Ermeni halkının bu yiğit fedaisine karşı yapılan bu tecrit anlayışı Ermeni halkını derinden üzmüş ve yaralamıştır. Zaten korku ve baskılardan sindirilmiş bir halkın evladına bu reva görülebilir mi? Bu anlayışın ne ahlaki ne de vicdani yanı vardır. Kısacası Ekmekçiyan’a yanlış yapılmıştır. AKP hükümetinin göstermelik açılımları arasında 12 Eylül darbecilerinin yargılanması da bulunmaktadır.

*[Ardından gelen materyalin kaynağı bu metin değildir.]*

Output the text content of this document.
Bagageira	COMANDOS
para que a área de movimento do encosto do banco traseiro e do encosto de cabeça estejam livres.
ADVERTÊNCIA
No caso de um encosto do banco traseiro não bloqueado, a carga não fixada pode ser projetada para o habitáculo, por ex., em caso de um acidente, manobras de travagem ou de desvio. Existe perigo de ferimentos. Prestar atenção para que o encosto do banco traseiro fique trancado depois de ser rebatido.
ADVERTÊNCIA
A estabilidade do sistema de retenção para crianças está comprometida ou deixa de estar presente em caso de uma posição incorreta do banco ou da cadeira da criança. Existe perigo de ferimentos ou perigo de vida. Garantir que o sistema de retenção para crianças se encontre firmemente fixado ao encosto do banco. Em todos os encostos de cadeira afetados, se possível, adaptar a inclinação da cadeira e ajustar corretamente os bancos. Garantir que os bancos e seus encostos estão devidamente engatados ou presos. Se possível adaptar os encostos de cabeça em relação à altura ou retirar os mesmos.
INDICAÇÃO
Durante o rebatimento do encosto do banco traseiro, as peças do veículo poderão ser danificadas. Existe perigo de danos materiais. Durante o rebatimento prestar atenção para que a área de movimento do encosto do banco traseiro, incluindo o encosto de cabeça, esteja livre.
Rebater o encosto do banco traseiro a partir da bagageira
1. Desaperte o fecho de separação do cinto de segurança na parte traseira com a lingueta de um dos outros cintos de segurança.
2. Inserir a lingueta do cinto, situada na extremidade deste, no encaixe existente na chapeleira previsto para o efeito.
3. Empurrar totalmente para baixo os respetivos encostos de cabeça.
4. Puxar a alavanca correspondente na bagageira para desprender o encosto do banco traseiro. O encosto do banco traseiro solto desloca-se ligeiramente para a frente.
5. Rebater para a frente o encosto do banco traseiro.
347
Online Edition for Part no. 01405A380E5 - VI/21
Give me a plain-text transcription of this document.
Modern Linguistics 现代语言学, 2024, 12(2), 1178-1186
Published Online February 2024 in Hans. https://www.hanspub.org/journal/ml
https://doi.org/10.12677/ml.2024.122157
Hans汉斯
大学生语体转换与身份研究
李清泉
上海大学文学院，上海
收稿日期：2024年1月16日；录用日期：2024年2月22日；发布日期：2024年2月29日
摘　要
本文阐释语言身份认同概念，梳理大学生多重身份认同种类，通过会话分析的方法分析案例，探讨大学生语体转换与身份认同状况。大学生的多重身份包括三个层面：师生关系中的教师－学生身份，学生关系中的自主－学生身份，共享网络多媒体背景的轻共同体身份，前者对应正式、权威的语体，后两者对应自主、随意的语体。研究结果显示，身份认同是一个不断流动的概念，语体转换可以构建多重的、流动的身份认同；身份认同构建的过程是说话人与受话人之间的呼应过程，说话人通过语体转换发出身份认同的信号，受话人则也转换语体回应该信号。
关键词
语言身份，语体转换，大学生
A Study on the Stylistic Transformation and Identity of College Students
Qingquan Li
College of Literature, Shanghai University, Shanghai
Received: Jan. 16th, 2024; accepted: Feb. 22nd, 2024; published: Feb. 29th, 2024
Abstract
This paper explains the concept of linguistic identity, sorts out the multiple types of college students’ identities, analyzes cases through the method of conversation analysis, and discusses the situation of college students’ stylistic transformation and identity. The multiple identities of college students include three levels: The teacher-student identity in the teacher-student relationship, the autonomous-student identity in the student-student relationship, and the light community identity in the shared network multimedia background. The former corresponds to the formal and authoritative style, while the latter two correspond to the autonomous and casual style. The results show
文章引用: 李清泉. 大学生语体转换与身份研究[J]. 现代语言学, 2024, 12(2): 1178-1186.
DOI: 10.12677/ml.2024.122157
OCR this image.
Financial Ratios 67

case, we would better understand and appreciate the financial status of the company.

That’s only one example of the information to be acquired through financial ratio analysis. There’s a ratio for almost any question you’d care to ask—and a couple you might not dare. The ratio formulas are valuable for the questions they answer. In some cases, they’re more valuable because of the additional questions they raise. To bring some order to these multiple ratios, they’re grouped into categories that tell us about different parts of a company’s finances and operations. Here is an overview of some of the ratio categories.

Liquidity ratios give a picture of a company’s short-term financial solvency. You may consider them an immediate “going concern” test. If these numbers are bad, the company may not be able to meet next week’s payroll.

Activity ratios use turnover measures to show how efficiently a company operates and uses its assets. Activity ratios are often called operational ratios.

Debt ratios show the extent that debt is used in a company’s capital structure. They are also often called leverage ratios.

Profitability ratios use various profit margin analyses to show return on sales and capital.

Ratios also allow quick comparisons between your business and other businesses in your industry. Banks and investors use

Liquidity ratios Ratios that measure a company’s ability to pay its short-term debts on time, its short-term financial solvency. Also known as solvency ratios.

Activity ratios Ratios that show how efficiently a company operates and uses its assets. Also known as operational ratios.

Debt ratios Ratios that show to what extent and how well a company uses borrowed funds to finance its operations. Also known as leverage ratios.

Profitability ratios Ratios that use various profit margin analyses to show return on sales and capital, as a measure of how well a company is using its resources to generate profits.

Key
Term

Başta bu yargılamaların sahte, özünü karartma, siyasi çıkar hesapları, şirin görünme, sözde insan hakları konusunda yapılan ilerlemeler olarak kamuoyu yanıltılmaktadır.

12 Eylül faşistlerinin, generallerin, savcıların, tüm elini kana bulamış suçluların yargılanması ve cezalandırılmasını ancak HALK yapacaktır. DEVRİMCİLER yapacaktır. Arjantin’de savaş suçluları nasıl hak ettikleri cezaya çarptırıldıysa burada da bu halk eninde sonunda bunlardan hesap soracaktır. 12 Eylül yargılamalarında sonuçta hiçbir şey çıkmayacaktır. Her davanın sonunda görüldüğü gibi ZAMAN AŞIMINA uğrayacaktır. İnsan hakları savunucuları, 78’liler Federasyonu ve yüzlerce insanın müdahil olarak katıldığı bu davada Levon Ekmekçiyan unutulmamalıdır. Mağdur sıfatıyla Ekmekçiyan yargılamalarındaki usulsüzlükler ortaya konmalı, Kenan Evren’in işkenceci damadı Erkan Gürvit ve ekibi işkenceden yargılanmalıdır. Gizli kalan her şey ortaya çıkarılmalıdır.

Böyle davalarda dostluk ve dayanışmanın en iyi örneklerini sergileyerek acılarla dolu olan bu kanlı topraklarda halkların kardeşliğini pekiştirmek herkesin omuzlarında insanlık görevi olarak durmaktadır. 28 Ocak 2013 hay fedaileri Levon Ekmekçiyan ve Zohrab Sarkisyan’ın 30. yıldönümleridir.

Öldürülmesinin 30. yılında Ekmekçiyan Ankara Altındağ semtinde yatmaktadır.

Cebeci Asri Mezarlığı’nda bir yerde ama nerede olduğu bilinmemektedir. Kimsesizlerin Mezarlığı’nda bulunmaktadır. Hepimizin arzusu dikili bir taşı olması ve her yıl orayı karanfillerle süslemektir. Çok acı bir gerçek maalesef ortadadır. O da atalarının öz be öz topraklarında FEDAİLER bir “yabancı” gibi kimsesizler mezarlığında, ne bir dikili taşları ne de yeri belli olmayan yerde yatıyorlar…

BU İNSANLIK AYIBI ACABA NE ZAMAN SON BULACAK?

(* Hay Fedai: Ermenistan’da halk için ölümü göze alarak, gönüllü savaşa gidenlere denir.)